And anyway, 9.7 miles is the new 8 miles.
It should be pointed out that the original route was around 11.5 miles, but fearing a lynching and possible excommunication, the nameless trail-layers (Blackshaw & Jocys) thought it prudent to shorten the route. Unfortunately this had the effect of adding around 3/4 mile of tarmac to an otherwise green(ish) trail. Tarmac does not go down well with the members of the Tally-Ho!
The more alert members of the Club may have seen a steam locomotive running on the East Lancs Railway line that followed the valley bottom. Those that didn't really should pay more attention.
Then there were steps, loads of them. Up through a wood they went. Not as many steps as at trail from Sheldon, but steps. And steep 'uns at that. At the top of the steps Mark Taylor was seen to slow down, he had sensed the Shoulder of Mutton. Fortunately the rest of his pack dragged him past.
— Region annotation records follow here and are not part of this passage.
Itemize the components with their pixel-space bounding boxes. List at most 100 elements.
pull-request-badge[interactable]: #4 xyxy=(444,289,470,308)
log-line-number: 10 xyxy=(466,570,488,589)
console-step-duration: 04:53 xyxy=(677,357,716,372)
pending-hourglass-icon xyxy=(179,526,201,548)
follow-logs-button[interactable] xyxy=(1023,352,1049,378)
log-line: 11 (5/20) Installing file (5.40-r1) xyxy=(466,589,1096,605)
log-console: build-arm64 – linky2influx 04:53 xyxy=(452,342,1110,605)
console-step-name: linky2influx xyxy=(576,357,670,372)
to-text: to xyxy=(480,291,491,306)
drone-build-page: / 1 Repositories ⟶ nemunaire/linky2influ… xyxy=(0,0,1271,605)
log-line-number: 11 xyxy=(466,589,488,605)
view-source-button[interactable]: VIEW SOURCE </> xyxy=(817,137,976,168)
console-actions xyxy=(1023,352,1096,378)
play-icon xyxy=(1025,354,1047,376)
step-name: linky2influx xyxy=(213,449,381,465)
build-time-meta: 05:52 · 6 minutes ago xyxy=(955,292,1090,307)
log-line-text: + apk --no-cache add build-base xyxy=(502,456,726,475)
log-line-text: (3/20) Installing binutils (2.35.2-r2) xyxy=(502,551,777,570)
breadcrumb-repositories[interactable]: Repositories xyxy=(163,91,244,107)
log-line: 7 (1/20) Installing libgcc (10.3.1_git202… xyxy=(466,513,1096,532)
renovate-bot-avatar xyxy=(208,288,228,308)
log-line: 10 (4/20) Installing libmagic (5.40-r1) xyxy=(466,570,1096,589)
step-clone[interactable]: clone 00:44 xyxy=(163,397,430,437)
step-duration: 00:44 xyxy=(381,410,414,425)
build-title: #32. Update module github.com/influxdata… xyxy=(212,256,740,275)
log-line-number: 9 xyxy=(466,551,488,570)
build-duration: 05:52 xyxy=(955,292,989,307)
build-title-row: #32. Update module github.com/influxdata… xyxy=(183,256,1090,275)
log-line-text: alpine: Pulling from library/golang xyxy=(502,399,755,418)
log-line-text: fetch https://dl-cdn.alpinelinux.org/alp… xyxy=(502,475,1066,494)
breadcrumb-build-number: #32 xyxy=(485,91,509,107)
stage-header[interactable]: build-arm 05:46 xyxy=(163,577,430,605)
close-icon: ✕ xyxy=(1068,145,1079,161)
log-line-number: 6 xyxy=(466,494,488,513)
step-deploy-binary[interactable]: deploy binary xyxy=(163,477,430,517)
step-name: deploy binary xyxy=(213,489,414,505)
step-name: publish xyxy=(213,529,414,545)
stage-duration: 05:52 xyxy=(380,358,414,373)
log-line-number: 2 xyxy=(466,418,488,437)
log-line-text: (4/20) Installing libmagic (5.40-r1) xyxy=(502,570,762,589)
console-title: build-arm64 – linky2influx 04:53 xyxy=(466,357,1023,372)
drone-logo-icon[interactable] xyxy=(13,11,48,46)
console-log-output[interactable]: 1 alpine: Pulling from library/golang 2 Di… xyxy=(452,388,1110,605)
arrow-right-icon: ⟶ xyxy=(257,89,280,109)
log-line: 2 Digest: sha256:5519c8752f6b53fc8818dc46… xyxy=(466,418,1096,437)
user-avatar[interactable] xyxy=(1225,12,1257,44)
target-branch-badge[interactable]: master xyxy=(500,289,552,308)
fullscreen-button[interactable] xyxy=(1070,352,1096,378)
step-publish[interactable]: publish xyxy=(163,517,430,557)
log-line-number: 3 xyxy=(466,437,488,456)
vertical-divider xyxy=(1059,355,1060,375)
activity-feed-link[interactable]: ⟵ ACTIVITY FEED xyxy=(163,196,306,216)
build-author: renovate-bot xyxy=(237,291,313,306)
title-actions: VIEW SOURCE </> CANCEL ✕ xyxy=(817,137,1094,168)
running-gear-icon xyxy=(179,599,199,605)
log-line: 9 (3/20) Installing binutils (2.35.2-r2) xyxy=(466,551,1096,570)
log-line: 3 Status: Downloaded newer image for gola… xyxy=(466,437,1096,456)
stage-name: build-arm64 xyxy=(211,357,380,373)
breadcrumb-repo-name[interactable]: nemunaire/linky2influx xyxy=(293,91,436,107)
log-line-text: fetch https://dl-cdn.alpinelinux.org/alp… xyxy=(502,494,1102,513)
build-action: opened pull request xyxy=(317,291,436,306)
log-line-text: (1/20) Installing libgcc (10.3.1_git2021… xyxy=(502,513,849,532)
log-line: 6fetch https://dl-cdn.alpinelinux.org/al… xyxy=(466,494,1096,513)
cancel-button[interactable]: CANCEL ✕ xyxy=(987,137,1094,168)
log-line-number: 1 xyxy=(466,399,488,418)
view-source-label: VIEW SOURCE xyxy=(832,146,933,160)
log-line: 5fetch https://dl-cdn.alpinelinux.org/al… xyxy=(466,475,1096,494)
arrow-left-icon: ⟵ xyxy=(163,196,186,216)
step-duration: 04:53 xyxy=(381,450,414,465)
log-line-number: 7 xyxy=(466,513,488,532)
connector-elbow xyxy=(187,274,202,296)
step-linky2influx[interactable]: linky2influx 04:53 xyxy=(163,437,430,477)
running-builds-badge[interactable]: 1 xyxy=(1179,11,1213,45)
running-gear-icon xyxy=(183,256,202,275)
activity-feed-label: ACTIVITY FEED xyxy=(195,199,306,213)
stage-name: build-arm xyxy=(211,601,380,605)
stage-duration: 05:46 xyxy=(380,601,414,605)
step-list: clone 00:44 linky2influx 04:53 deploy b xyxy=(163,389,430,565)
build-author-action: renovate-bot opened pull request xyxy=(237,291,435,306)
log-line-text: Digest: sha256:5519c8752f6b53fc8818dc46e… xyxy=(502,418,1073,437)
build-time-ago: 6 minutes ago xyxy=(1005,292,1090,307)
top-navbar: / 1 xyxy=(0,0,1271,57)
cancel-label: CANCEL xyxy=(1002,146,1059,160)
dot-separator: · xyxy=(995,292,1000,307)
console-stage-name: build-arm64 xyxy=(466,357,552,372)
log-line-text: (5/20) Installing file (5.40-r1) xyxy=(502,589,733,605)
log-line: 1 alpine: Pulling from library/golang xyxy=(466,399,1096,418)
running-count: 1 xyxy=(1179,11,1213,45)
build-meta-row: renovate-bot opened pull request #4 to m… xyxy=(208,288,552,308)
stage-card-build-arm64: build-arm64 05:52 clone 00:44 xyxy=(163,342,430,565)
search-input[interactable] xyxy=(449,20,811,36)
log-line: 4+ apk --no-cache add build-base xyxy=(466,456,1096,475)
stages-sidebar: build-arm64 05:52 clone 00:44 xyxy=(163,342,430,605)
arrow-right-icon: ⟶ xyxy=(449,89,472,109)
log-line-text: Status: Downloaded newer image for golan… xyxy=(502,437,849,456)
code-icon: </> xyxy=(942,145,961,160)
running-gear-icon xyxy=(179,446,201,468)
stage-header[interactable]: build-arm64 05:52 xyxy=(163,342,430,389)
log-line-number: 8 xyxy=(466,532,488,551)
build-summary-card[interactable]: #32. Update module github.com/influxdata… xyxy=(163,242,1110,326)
Either that or he'd forgotten his money and nobody would stand him a pint.
The trail now went north along Moor Lane, a pleasant track that afforded excellent views over Ramsbottom and the eastern side of the Irwell Valley. Apart from that damned wind farm:
After 1.5 miles of gentle ascent the trail turned west for around 500 yds and suddenly the ascent wasn't gentle any more. Our heroic runners ran up onto Holcombe Moor, famous for soldiers waving red flags and shooting at each other. Fortunately this was the day that had to stay at home with their mums so it was safe. Well it was safe if you weren't John Wilson. He reckoned he'd tripped and fallen, resulting in cuts and bruises. That's what he told me, and why should I disbelieve him? He's a decent bloke after all. Isn't he?
The next couple of miles were without doubt the best of the route, the running was excellent and the views wonderful. It would have been very easy to trip up and fall flat on your face through not looking where you put your feet. If you weren't careful you could end up with a nasty cut on your face and multiple lacerations to your hands, sustained as you tried to arrest your tumble. It's just so easily done.
A bit more tarmac took us past the Hare & Hounds where a beer festival was under way. Taylor M missed this fact. And the pub. He'd not brought his money anyway.
The route now followed part of the course of the Peel Walk towards Brooksbottom, just in time to see the East Lancs Railway vanish into a tunnel. A bridge took our gallant heroes back over the River Irwell and before long the trail was climbing once again, this time through slutchy mud, until....a bit more tarmac.
Eastwood's return to running fitness meant he hadn't much to complain about, other than the tarmac of course. Jenkinson had also been under the weather, a severe bout of Man Flu had slowed him down to the velocity of a speeding bullet. It's good to see such athletes powering through adversity.
A Wells came along as an invited guest runner. I think he enjoyed it. He enjoyed having his Dad buy him beer if nothing else.
The bathing facilities at the Lord Raglan weren't too brilliant. The tin bath was in the brewery – although it might as well have been outside in the car-park, it was adjacent to a large opened door. And the water wasn't too warm. Many members just made do with a quick wipe down rather than a proper bath.
There wasn't really enough to satisfy the appetites of 25 runners who had spent the last couple of hours charging around the Lancashire countryside. There were rumblings (stomachs) and grumblings (the runners). The beer was good though. We'll be fine at the next run – it's from the Crag at Wildboarclough.